Trump’s fire and fury

Michael Wolff’s account of the Trump administration’s chaotic misrule will surprise no one who has read a newspaper during the last year, detailing as it does, the President’s profound unreadiness for his new role, his childish ignorance of world affairs, his obsequious and feuding advisers – who privately voice contempt for him – his fleeting attention span and tendency to repeat anecdotes every ten minutes.

Fire and Fury distils every longstanding concern about Trump into a compelling morality tale; it confirms every fear that the forty-fifth US president may well be mentally unfit for office and that his incendiary blend of arrogance and incompetence continually flirts with catastrophe.

It is worth noting that even within the mainstream US press there have been misgivings about Wolff’s reliability as a narrator. Fourteen years ago a New Republic profile said that scenes in his business reportage “aren’t recreated so much as created—springing from Wolff’s imagination rather than from actual knowledge of events.” That said, his portrait of the Trump White House jibes with countless accounts in newspapers of record, all of which confirm that the administration is not only hopelessly disorganized but that senior aides and advisors must often pander to the whims of their deeply dysfunctional leader if they hope to survive the internecine power struggles that have characterised this last year.

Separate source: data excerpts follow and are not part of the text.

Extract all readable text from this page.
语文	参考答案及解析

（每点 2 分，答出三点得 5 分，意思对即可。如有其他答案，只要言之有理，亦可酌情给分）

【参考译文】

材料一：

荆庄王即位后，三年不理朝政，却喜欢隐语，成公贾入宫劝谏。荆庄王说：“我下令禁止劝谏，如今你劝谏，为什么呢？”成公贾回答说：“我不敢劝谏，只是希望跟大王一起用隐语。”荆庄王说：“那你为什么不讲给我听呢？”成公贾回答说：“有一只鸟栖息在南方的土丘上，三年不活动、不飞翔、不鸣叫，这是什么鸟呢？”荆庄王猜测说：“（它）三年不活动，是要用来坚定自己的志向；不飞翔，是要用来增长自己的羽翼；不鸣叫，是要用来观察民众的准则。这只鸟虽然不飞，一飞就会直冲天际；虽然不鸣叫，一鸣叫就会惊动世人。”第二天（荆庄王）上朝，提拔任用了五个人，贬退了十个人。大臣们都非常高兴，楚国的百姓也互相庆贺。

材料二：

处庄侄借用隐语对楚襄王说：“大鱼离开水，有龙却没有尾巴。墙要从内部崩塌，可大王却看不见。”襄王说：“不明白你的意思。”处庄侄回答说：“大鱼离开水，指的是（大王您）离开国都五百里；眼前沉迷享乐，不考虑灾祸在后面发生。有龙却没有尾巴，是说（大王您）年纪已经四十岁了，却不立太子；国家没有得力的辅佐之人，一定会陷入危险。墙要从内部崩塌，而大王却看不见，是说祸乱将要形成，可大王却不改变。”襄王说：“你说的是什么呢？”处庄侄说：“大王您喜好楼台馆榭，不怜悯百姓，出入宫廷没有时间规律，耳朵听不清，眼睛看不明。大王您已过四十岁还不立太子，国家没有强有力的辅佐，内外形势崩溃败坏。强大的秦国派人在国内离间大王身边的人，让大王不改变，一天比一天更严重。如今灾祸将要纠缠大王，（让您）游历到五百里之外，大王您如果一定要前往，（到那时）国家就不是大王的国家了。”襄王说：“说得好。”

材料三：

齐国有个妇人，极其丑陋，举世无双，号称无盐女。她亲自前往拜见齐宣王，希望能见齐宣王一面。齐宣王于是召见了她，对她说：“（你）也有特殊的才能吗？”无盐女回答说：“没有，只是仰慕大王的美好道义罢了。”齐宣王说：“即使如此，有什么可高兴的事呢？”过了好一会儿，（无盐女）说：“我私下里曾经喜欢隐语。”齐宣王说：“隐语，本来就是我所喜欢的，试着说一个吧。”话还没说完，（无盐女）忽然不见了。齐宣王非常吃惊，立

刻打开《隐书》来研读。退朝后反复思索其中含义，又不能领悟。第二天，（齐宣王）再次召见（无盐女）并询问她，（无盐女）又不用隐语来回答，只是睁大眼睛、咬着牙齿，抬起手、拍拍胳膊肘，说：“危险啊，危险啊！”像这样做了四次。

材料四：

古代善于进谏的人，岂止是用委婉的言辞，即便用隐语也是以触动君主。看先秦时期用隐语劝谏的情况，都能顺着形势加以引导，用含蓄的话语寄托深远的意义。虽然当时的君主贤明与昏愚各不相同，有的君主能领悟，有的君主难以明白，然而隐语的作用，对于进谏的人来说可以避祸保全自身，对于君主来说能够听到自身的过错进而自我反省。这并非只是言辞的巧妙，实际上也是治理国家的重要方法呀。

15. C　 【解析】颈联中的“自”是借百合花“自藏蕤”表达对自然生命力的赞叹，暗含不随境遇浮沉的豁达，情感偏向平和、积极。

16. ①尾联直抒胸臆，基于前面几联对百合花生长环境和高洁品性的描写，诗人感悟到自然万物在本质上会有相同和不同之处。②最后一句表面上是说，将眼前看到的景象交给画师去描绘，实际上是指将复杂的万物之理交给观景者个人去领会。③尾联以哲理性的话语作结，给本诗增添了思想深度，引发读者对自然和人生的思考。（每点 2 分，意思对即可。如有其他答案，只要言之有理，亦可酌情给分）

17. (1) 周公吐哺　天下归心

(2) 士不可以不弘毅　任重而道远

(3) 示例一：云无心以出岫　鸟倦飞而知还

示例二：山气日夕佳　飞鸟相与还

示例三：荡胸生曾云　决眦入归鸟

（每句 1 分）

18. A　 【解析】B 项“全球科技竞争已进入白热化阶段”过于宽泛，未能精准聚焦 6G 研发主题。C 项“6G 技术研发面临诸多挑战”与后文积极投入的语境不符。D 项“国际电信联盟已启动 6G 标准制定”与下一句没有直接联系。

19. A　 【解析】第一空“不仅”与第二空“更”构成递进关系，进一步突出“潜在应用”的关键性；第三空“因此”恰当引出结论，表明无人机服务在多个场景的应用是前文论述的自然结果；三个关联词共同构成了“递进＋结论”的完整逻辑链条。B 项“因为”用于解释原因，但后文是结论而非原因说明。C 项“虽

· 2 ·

Writing about what Trump looked for in advisors, Wolff says he “required you to be all in. From phone call to phone call ‒ and his day, beyond organised meetings, was almost entirely phone calls ‒ you could lose him.” More worryingly:  “The subtleties here were immense, because while he was often most influenced by the last person he spoke to, he did not actually listen to anyone. So it was not so much the force of an individual argument or petition that moved him, but rather more just someone’s presence, the connection of what was going through his mind …”

Regrettably, Wolff rarely examines the political and cultural shifts that enabled Trump’s candidacy and later ensured the support of his base, despite the many embarrassments of the first year. About Steve Bannon, the Machiavellian former chief strategist, Wolff observes: “Bannon’s entire political career, such as it was, had been in political media. It was also in internet media that is, media ruled by immediate response. The Breitbart formula was to so appall the liberals that the base was doubly satisfied, generating clicks in a ricochet of disgust and delight … The new politics was not the art of the compromise but the art of conflict.”

That ricochet of disgust and delight neatly describes the political mayhem of 2017. Less than a week into the new year, a series of crazy Tweets and his foolishly petulant response to Wolff’s book, and Bannon’s swingeing criticisms of his presidency, have proven – more damningly than any journalistic tell-all – that President Trump is as full of uncompromising sound and fury as ever. He remains capable of inflicting irreparable harm on America’s Constitution and its reputation in the world, unless, as now seems increasingly likely, the Mueller investigation, the midterm elections or simply a belated sense of decency within the GOP, hold him accountable for his astonishing record of misgovernance so far.